Sci-Fi Review: Robert J. Sawyer's "Factoring Humanity"


So here we go. I'll be honest, this is the first science fiction novel I've ever reviewed (and actually the first I've read in a long, long time, unless you count the odd Philip K. Dick). I am no stranger to sci-fi, I gobble up the movies and the television shows.

The reason I've avoided science fiction novels for so long is that so much of it is in the 'space opera' tradition, which I find indulgent and irritating. For some reason, while I have no problem with the world building that goes on in fantasy novels, world-building in sci-fi is off-putting. Even in television/film, I tend to prefer sci-fi where the fictional world is different from ours in one key respect, rather than in every respect possible.

So Robert J. Sawyer seemed like a good place to resume. You may remember him as the creator of the novel that inspired the series Flashforward, which had a great concept but hilariously dire execution (though it was worth watching for Joseph Fiennes' "acting" alone). But I liked the setup: a normal world, hit by an inexplicable event, followed by human stories about how we deal with knowledge we were never meant to have.

Factoring Humanity is a much more small-scale story: we have two married (but separated) scientists at the University of Toronto working to decipher two of the most complex scientific problems of the day: Kyle works on building a quantum computer, and Heather works on deciphering cryptic alien messages from Alpha Centauri. The inciting incident, however, is much more down to earth: their estranged daughter, Becky, returns to accuse of Kyle of sexually molesting her when she was a teenager.

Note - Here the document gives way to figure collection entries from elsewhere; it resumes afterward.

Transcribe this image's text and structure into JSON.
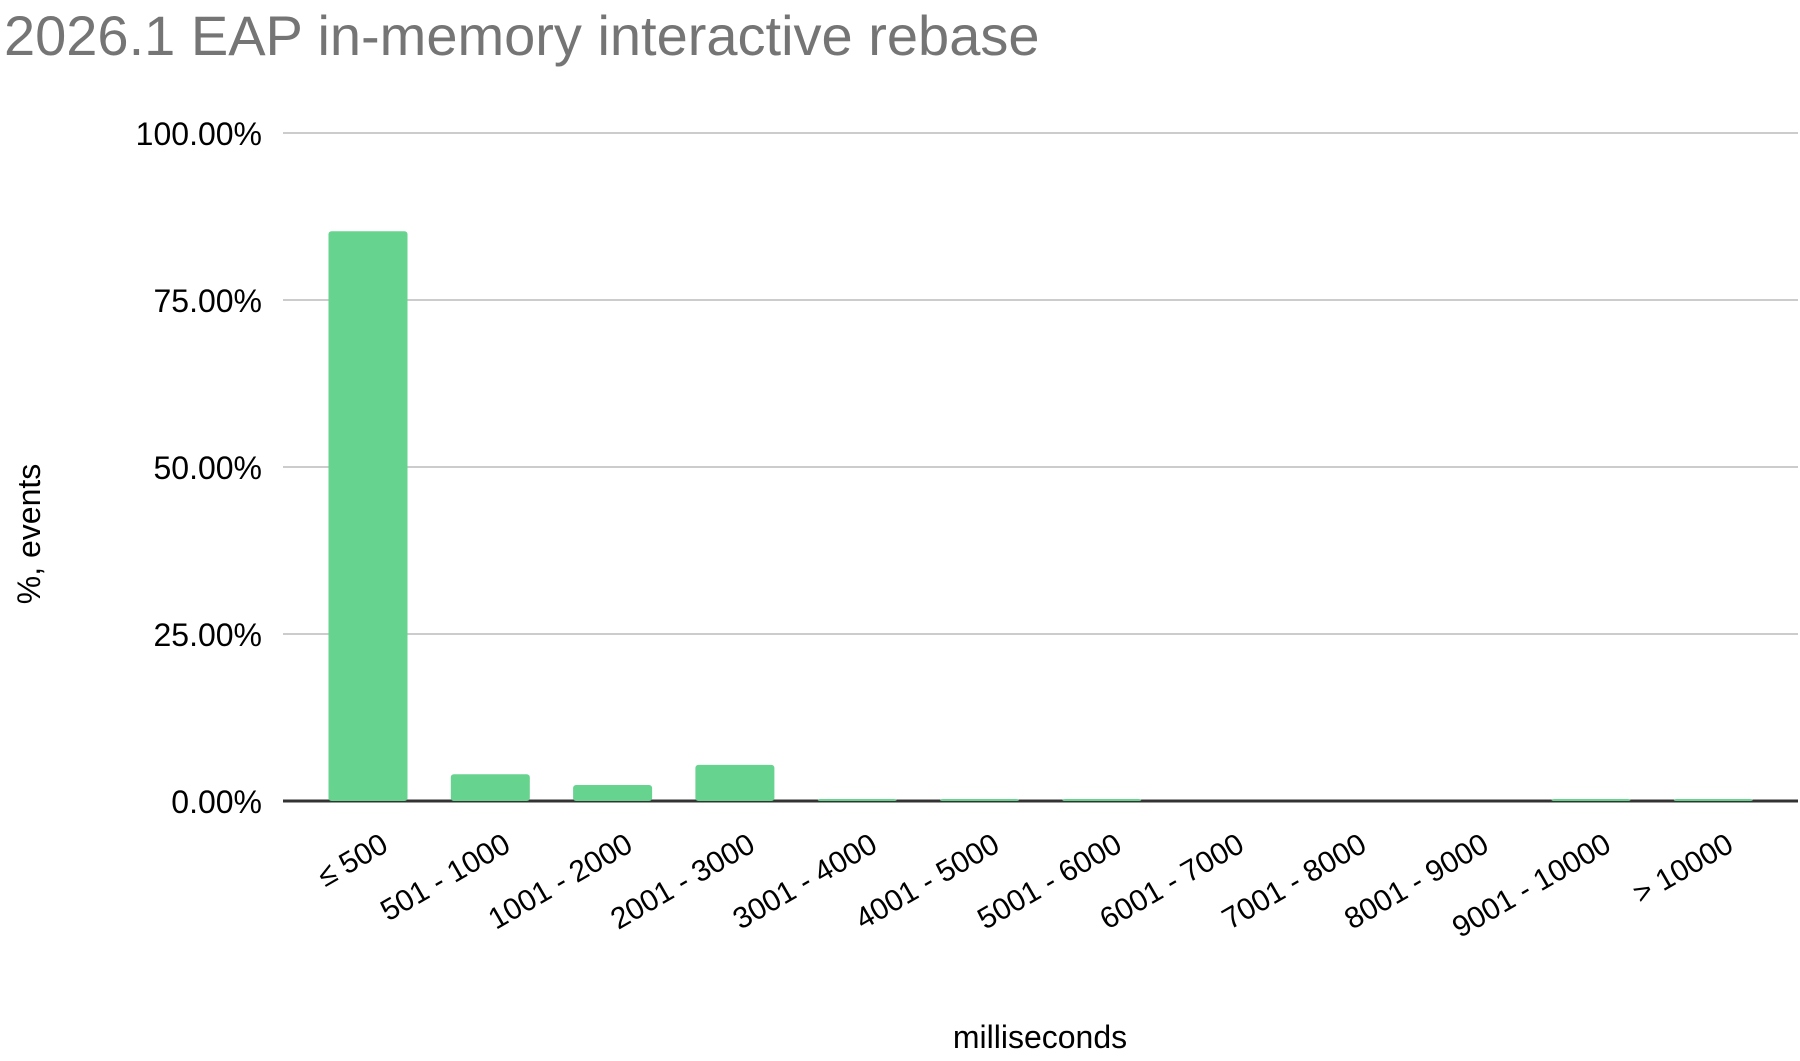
{
  "chart_data": {
    "type": "bar",
    "title": "2026.1 EAP in-memory interactive rebase",
    "xlabel": "milliseconds",
    "ylabel": "%, events",
    "ylim": [
      0,
      100
    ],
    "yticks": [
      "0.00%",
      "25.00%",
      "50.00%",
      "75.00%",
      "100.00%"
    ],
    "ytick_values": [
      0,
      25,
      50,
      75,
      100
    ],
    "grid": true,
    "categories": [
      "≤ 500",
      "501 - 1000",
      "1001 - 2000",
      "2001 - 3000",
      "3001 - 4000",
      "4001 - 5000",
      "5001 - 6000",
      "6001 - 7000",
      "7001 - 8000",
      "8001 - 9000",
      "9001 - 10000",
      "> 10000"
    ],
    "values": [
      85.3,
      4.0,
      2.4,
      5.4,
      0.2,
      0.2,
      0.2,
      0,
      0,
      0,
      0.2,
      0.2
    ],
    "colors": {
      "bar": "#66d38e",
      "title": "#757575",
      "grid": "#cccccc",
      "axis": "#333333"
    }
  }
}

Naturally Kyle denies it, and Heather is inclined to believe him but is torn between the two people she loves. So what do they do? They appeal to science. Kyle's only friend is the AI test robot he calls Cheetah. In some of my favorite scenes in the novel, they have playful and witty conversations about the meaning of humanity. Heather, on the other hand, finally has a breakthrough in deciphering the alien code, which leads her to incredible discoveries that I will not spoil here.

Heather's story is certainly more compelling; we spend more time with her, get to know her desires and her quirks. And of course she's the one to build the alien machine. We get to know Kyle mainly in the reflexive sense: his character is defined mainly by how he reacts to his daughter's accusation and by how he interprets humanity for Cheetah.

There were many scenes in the novel that I enjoyed that I suspect might grind the reading to a halt for more experienced readers of science fiction. Every theory posited is explained at length, from the Many Worlds Theorem to Jungian psychology to the importance of prime factors in code-breaking. Each of these explanations were educational and interesting until they made the leaps necessary to go from, for example, hypercube tesseracts to MANIFESTATION OF ALIEN OVERMIND. I do appreciate the attempt to not just wave a magical wand and go 'wibbley wobbley timey wimey,' but I do wonder if undermines suspension of belief to explain everything so clearly up to a point and THEN wave the magic wand.

Now I couldn't put the book down; I love learning about scientific theory, and I was genuinely curious about what would happen to these characters. However, an issue I had throughout the first half was what I mentioned previously about its small scale, about the magnifying glass on one family. In a sense, this issue is resolved satisfactorily because the book maintains its humanist focus until the end, and does not try to be bigger than it is. This really is a story about one family (and first contact with aliens). But at the same time, I wish Sawyer would go further.

It's an excellent introduction to the concept, but I want to see that concept drawn on a more macro scale. The book seems to end just as it was getting started: a barely alluded to threat made by a powerful banking consortium materializes only in the final ten pages of the novel and then disappears just as uneventfully. Factoring Humanity does succeed as a stand-alone novel, but I can't help but think how much better it would function as the first novel in a trilogy or series.